Voté sans force de contrainte en 1977 sous la présidence de Jimmy Carter, le CRA a été considérablement élargi et rendu indirectement très coercitif en 1997 sous la présidence de Bill Clinton. Le durcissement mis en place sous la présidence de Bill Clinton permet aux administrations de tutelles d'empêcher les banques non conformes aux objectifs quantitatifs promulgués au titre du CRA de fusionner ou d'ouvrir de nouvelles succursales. Or c'est à cette époque que les réseaux bancaires nationaux sont en train de se constituer aux Etats-Unis, permis depuis peu par la suppression des réglementations cloisonnant jusqu'alors régionalement des pans du système bancaire. Le durcissement du CRA sous Bill Clinton donne donc le choix aux banques : ou bien ne plus se développer au delà de leur région d'origine, ou bien faire leurs les objectifs quantitatifs du CRA.
Le CRA affiche l’intention de n’inciter ni à des crédits douteux ni à des pratiques indélicates dans l’attribution de prêts.

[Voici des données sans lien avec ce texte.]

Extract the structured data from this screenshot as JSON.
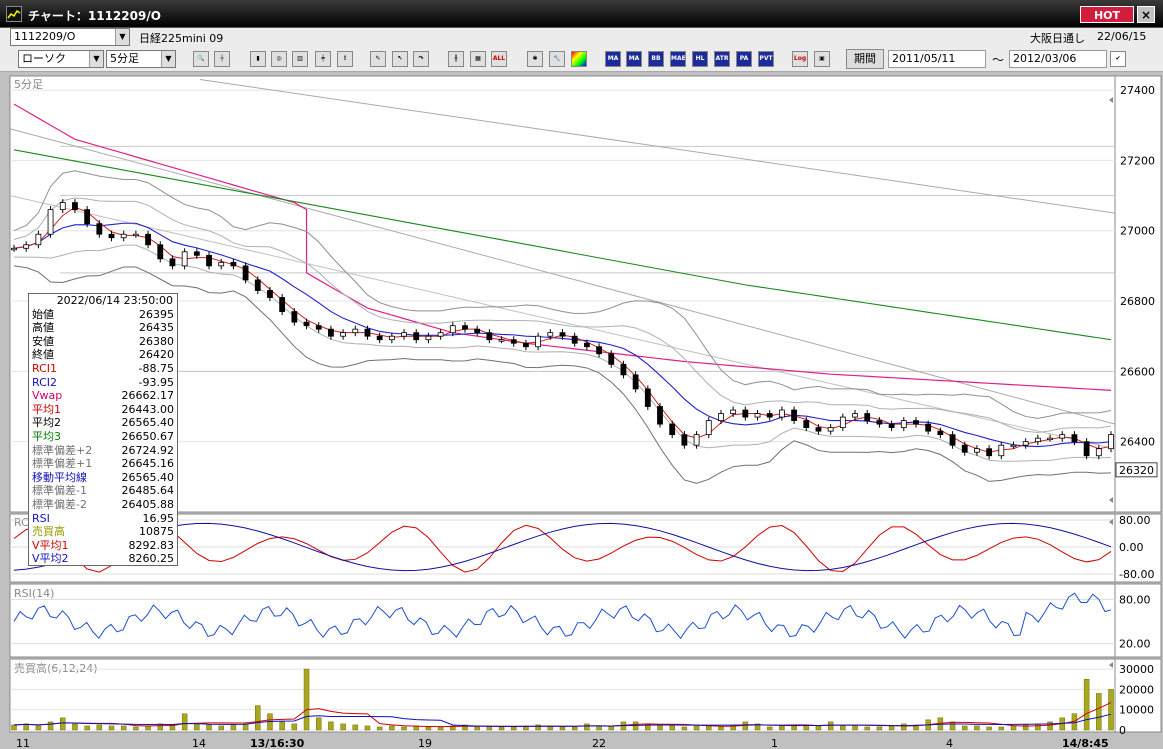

Ses partisans soulignent l'utilité de lutter contre l'insalubrité de certains quartiers et contre la discrimination communautaire. Ainsi pour William Julius Wilson, certains quartiers devenaient rapidement des ghettos dangereux à cause du manque d'investissement[1]. Les adversaires du CRA soulignent le danger de forcer la main aux banques, conduisant à des décisions de crédit biaisées porteuses de risques d'insolvabilité. La crise des subprimes avivera considérablement le débat sur le CRA, accusé par ses détracteurs d'avoir été la source de l'introduction de mauvaises pratiques dans l'octroi des prêts, la puissance publique ayant multiplié les préconisations menaçantes en la matière et ayant en outre orchestré massivement la titrisation de prêts qui s'avéreront douteux notamment via les GSE (sociétés d'économie mixte) Fannie Mae et Freddie Mac[2], en réponse aux protestations des banques nationales qui affichaient un surcoût important dans les zones fortement impactées par le CRA.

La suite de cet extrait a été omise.